Let's break recovery down into a few different time periods around your race...
Before and During Your Race
- Most people don't consider their recovery before their race. However, pacing and nutrition are key in this regard. The longer or more intense the effort, the more likely you are to be depleted of key nutrients or dehydrated post race, resulting in sore muscles and increased need to replenish yourself. If you get your nutrition and pacing right in the race, then there will be less of a hole to dig yourself out of post race.
- Your overall training preparation is obviously important. If you have progressively overloaded your training and recovered throughout the weeks and months prior, then your triathlon specific fitness will be up and recovery should be improved. Everyone knows the feeling of doing a new movement or exercise class for the first time and it taking a week to recover. Hopefully we're not going into our race totally under trained and under prepared!
First 24 Hours Post Race
This is where most athletes tend to focus our recovery efforts. The immediate aftermath of our event.
- My personal first port of call is food and drink... Think about your nutrition during this first 24 hours. If you've been active for several hours, your body will be crying out for nutrients, so feed it. Some good fats, protein and magnesium are on the list for sure, however this is also the point where you can splash out a little. Get the burger, the fries and the pizza. Don't forget the ice cream. Your body will be burning, burning and burning fuel for hours to come, so don't under-sell yourself.
- Movement is medicine. The inclination will be to sit and vegetate, but try not to lounge on the sofa or in bed for too long. Recovery is definitely improved by going for a walk or a swim and loosening up your tired body. Try an easy 15 minute walk or swim, followed by a little some very light stretching to loosen things up. Little and often works well here.
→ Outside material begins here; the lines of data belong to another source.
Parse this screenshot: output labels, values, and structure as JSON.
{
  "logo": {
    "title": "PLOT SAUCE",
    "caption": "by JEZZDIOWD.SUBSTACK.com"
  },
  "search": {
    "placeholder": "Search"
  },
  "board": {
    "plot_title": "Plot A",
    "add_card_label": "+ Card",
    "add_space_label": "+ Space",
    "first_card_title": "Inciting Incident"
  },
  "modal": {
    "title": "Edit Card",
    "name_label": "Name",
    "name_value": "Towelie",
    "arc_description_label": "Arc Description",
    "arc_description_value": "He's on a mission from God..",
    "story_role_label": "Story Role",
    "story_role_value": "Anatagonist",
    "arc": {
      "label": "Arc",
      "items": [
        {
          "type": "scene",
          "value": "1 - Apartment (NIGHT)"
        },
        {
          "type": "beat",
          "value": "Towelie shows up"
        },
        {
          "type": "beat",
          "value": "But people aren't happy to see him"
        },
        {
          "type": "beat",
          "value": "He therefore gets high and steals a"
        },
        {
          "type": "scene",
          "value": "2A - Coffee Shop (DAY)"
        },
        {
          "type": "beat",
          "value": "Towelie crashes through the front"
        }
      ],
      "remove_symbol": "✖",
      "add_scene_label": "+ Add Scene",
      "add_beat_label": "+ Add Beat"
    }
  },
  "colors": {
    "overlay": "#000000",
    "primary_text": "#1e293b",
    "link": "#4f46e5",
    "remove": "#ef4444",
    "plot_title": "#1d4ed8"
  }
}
- Cold Water. If you are near the beach or cold, salt water, get in it! The sooner the better, but preferably within a couple of hours of finishing. There's varied science and protocols with this but the feeling of relief is amazing for the mind and tired, aching legs. Cold, salt water either at the beach, an Epsom salts bath or simply a bath with ice cold water will do the trick to wake you up mentally and help reduce some excess inflammation as well.
2-3 Days After Your Race
- Keep Moving. One thing that has always frustrated me is that so many coaches and athletes only look at the build up to race day rather than the immediate aftermath. That recovery, if we think about it holistically, is so important for the wellbeing of the athlete. Programming light movement in the 2-3 days after a race can be the difference between weeks of muscle soreness or an adequate recovery. Mentally as well, after training for weeks and months, it is important to ease into a period of rest and recovery, rather than just stopping altogether, even if you are not planning another race any time soon. In the following days after your event, plan to go for light, easy, short runs, rides or swims to get your body moving, blood circulating and release a few endorphins again. You can be as sociable as you like and there's no need to set any new PB's at this stage.
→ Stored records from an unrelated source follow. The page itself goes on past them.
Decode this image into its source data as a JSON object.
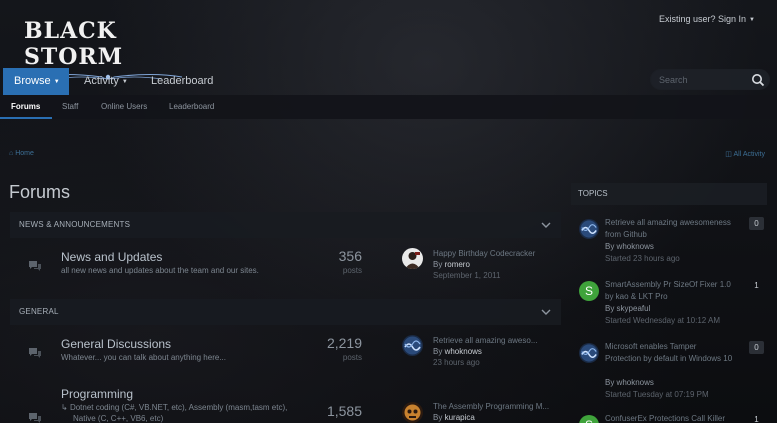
{
  "header": {
    "logo_text": "BLACK STORM",
    "signin": "Existing user? Sign In"
  },
  "nav": {
    "tabs": [
      {
        "label": "Browse",
        "active": true,
        "dropdown": true
      },
      {
        "label": "Activity",
        "active": false,
        "dropdown": true
      },
      {
        "label": "Leaderboard",
        "active": false,
        "dropdown": false
      }
    ],
    "search_placeholder": "Search"
  },
  "subnav": {
    "items": [
      {
        "label": "Forums",
        "active": true
      },
      {
        "label": "Staff",
        "active": false
      },
      {
        "label": "Online Users",
        "active": false
      },
      {
        "label": "Leaderboard",
        "active": false
      }
    ]
  },
  "breadcrumb": {
    "home": "Home"
  },
  "unread_link": "All Activity",
  "page_title": "Forums",
  "categories": [
    {
      "label": "NEWS & ANNOUNCEMENTS",
      "forums": [
        {
          "title": "News and Updates",
          "description": "all new news and updates about the team and our sites.",
          "posts": "356",
          "posts_label": "posts",
          "last_title": "Happy Birthday Codecracker",
          "last_by_prefix": "By",
          "last_by": "romero",
          "last_date": "September 1, 2011"
        }
      ]
    },
    {
      "label": "GENERAL",
      "forums": [
        {
          "title": "General Discussions",
          "description": "Whatever... you can talk about anything here...",
          "posts": "2,219",
          "posts_label": "posts",
          "last_title": "Retrieve all amazing aweso...",
          "last_by_prefix": "By",
          "last_by": "whoknows",
          "last_date": "23 hours ago"
        },
        {
          "title": "Programming",
          "sub_line_1": "Dotnet coding (C#, VB.NET, etc),   Assembly (masm,tasm etc),",
          "sub_line_2": "Native (C, C++, VB6, etc)",
          "posts": "1,585",
          "last_title": "The Assembly Programming M...",
          "last_by_prefix": "By",
          "last_by": "kurapica"
        }
      ]
    }
  ],
  "sidebar": {
    "title": "TOPICS",
    "topics": [
      {
        "title": "Retrieve all amazing awesomeness from Github",
        "by": "By whoknows",
        "meta": "Started 23 hours ago",
        "count": "0"
      },
      {
        "title": "SmartAssembly Pr SizeOf Fixer 1.0 by kao & LKT Pro",
        "by": "By skypeaful",
        "meta": "Started Wednesday at 10:12 AM",
        "count": "1",
        "avatar_letter": "S"
      },
      {
        "title": "Microsoft enables Tamper Protection by default in Windows 10",
        "by": "By whoknows",
        "meta": "Started Tuesday at 07:19 PM",
        "count": "0"
      },
      {
        "title": "ConfuserEx Protections Call Killer",
        "count": "1",
        "avatar_letter": "S"
      }
    ]
  },
  "colors": {
    "accent": "#2a6fb3",
    "background": "#0d0f13",
    "avatar_green": "#3fa33b"
  }
}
- Sleep. This is where the gold is. Your body recovers and adapts when you sleep. You will probably not get great sleep the night before your race, and sometimes if you are racing really long distances, sleep the night after can be pretty disrupted with all the caffeine and sugar circulating through your system. The days afterwards are really important, as your body settles down to normal levels. Look to get some solid sleep at night and feel free to indulge in a few naps now that you have a lighter training load. Your body needs it!
- Massage. Don’t get a full-on sports massage straight away after the race. This can be pretty painful as your body and your muscles are still in some distress, so either have a light massage soon after, or wait until perhaps a couple of days later for a slightly firmer massage.
- Food and drink. After the initial splurge, it's time to actually think about what you are eating and drinking. Dehydration can last for several days, so keep on top of the electrolyte tablets, even though you probably never want to see another sports drink ever again. No need to over complicate this, it's about getting in balanced, nutritious food to leave you feeling good.
The fundamentals of good sleep, good food and gentle movement should be the basis of your approach and armed with the above points in mind, you can find your own path to great post race recovery. Remember that these fundamentals also apply to your day to day training as well, so you can get plenty of practice before your race!